The researchers first prepared slices of tissue from the hippocampus (a part of the brain that is particularly important for spatial memory). They then recorded field synaptic responses in a region of the hippocampus called CA1, which is essential for converting short term memory into long-term memory and is severely affected in Alzheimer’s disease. Field synaptic responses are measured by stimulating a group of neurons that is known to form downstream synaptic connections with the target (in this case CA1 neurons) and measuring how the target neurons respond. A weaker response suggests impaired synaptic transmission.

The researchers applied repeated stimulation to upstream neurons, either in the presence of control solution, AKG or CaAKG. Repeated stimulation should result in a strengthening of the synaptic connections (LTP) between the stimulated neurons and the CA1 neurons they project to. The researchers found that while some LTP occurred in hippocampal slices from Alzheimer’s mice, it was weak and short-lasting in comparison to slices from normal mice.

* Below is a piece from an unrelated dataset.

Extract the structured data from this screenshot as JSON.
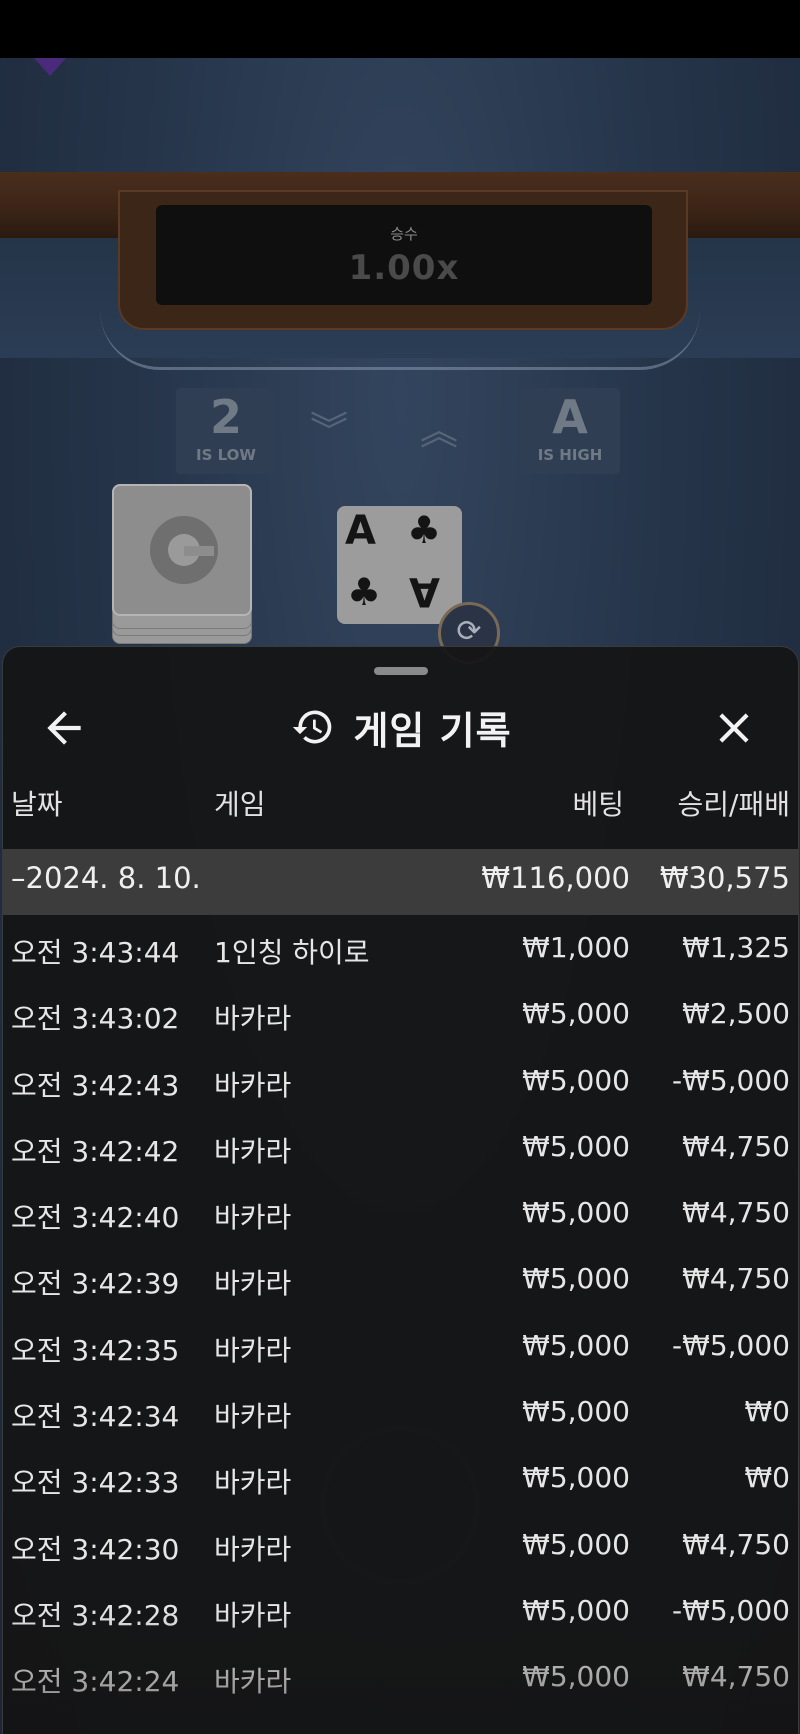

In those slices treated with either CaAKG or pure AKG, however, LTP was much stronger and was maintained for at least 4 hours after the repeated stimulation.

Further research suggested that CaAKG and AKG worked in part by enhancing calcium entry into cells, as well as by enhancing autophagy (the cell’s’ waste disposal/recycling’ system). Autophagy allows cells to maintain the quality and function of the synaptic proteins that are essential for LTP to occur.

The implications:

This study offers encouraging preclinical evidence that AKG might be able to improve synaptic function in Alzheimer’s disease. AKG can be taken orally and is able to cross the blood‑brain barrier, making it an appealing candidate for human clinical trials, some of which are already underway. In Alzheimer’s disease, soluble amyloid beta binds to receptors that are essential for LTP and reduces their expression on the surface of the cell. AKG may indirectly combat this by providing alternative routes of calcium entry (which is necessary for LTP) and by enhancing autophagy, which helps with the clearance of amyloid beta and improves the quality of the proteins necessary for LTP. Interestingly, the researchers found that rapamycin (an immune system-modulating drug that also enhances autophagy and is under investigation for its effects on ageing) had similar effects on LTP to AKG.

We have to keep in mind that this study was conducted in tissue samples from mice genetically engineered to overproduce amyloid beta, which means that amyloid beta may be playing a bigger role in these animals than it does in the human version of the disease. It also doesn’t show that AKG actually improves cognitive performance, though other studies in living animals do suggest this (once again with the caveat that these animals have often been altered to develop an accelerated version of Alzheimer’s disease).

AKG is available as a dietary supplement, though currently there are no large-scale human trials showing improved cognitive performance, either in Alzheimer’s patients or healthy ageing individuals.